Note: This README.md file contains an overview of the project, it is recommended to open notebook as it contains the code and further explanation for the results.
- The project needs a dataset for movies and TV shows reviews, IMDb is a popular website for movies and TV shows. It has a database of over 8 million movies and TV shows. Using a dataset from this website will be a good choice for the project to train our neural network and test it.
- Instead of using the whole dataset, we will use a subset of the dataset. The dataset contains 50,000 reviews for movies and TV shows. The dataset is already balanced, meaning that it contains an equal number of positive and negative reviews. The dataset is available on Kaggle.
- Since the dataset is already balanced, we will split the dataset into 70% training set, 20% validation set, 10% testing set . The training set will be used to train the neural network, validation set is used to further tune the hyperparameters and the testing set will be used to evaluate the neural network.
- Text pre-processing is essential for NLP tasks. So, you will apply the following steps on
our data before used for classification:
- Remove punctuation.
- Remove stop words.
- Lowercase all characters.
- Lemmatization of words.
- The data preprocessing is done using the NLTK library.
- The project uses PyTorch to build the neural network. The neural network is a simple feedforward neural network with 5 layers.
- The network's input layer takes in 768 inputs corresponding to the vector provided by BERT's pooled output (classification output)
- Our network consists of 4 hidden layers with 512, 256, 128, 64 units respectively.
- The hidden layers have ReLU activation function.
- The output layer have sigmoid activation function to classify the vector
- The network uses Adam optimizer and Binary Cross Entropy loss function.

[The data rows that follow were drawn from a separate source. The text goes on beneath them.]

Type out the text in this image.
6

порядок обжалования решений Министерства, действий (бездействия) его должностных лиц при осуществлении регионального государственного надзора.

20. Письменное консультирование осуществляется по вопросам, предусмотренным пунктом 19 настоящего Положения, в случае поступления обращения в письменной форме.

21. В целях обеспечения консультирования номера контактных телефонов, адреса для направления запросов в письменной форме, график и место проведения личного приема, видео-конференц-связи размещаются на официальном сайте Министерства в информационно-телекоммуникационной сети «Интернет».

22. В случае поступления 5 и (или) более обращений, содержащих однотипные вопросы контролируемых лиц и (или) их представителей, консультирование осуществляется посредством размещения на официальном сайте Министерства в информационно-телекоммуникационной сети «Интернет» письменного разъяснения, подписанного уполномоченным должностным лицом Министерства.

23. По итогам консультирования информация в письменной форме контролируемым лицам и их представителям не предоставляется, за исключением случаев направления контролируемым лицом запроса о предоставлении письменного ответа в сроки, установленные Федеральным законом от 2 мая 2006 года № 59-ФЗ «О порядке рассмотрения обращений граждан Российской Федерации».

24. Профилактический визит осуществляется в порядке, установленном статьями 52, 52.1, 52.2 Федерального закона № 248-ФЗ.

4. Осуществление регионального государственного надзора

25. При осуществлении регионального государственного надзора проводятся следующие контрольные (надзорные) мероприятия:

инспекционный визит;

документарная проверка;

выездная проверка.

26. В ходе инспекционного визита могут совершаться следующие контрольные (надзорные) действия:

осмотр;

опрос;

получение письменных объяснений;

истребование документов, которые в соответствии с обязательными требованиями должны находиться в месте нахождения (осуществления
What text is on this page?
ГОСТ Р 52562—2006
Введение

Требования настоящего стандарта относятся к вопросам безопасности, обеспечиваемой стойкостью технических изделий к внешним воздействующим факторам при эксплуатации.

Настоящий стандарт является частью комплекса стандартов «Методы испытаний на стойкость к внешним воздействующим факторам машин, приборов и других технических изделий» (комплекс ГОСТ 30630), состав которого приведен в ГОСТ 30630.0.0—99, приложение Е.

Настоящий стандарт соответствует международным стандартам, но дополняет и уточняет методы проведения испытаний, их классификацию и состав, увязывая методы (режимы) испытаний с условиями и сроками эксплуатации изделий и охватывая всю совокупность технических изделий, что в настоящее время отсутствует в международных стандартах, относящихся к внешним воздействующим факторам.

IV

- The model can be improved by using different hyperparameters and regularization techniques. The following techniques are used to improve the model:
- The following hyperparameters can be tuned:
- Learning Rate
- Batch Size
- Number of Epochs
- Number of Hidden Layers
- Number of Units in each Hidden Layer
- Activation Function
- Optimizer
- Loss Function
- We are only tuning the learning rate in this project since the other hyperparameters will have slight to no effect on the model's performance.
- You can find the model's performance for different learning rates in the results folder
- Dropout is a regularization technique that randomly drops out some of the neurons in the network. This technique is used to prevent overfitting.
- Dropout is applied to the hidden layers of the network. The dropout rate can be specified while initializing the network. The dropout rate is the probability of a neuron to be dropped out. The dropout rate is set to 0.4 in this project.
- The model is able to classify the reviews with 93% accuracy on raw test data. On the other hand, the accuracy reached 90% when using the preprocessed data. This indicates that ot all preprocessing steps are necessary for the model to perform well.
- The model's performance on the raw test set is as follows:
- Accuracy: 93%
- Precision: 90%
- Recall: 90%
- F1 Score: 90%
Note: See notebook for more details on the results.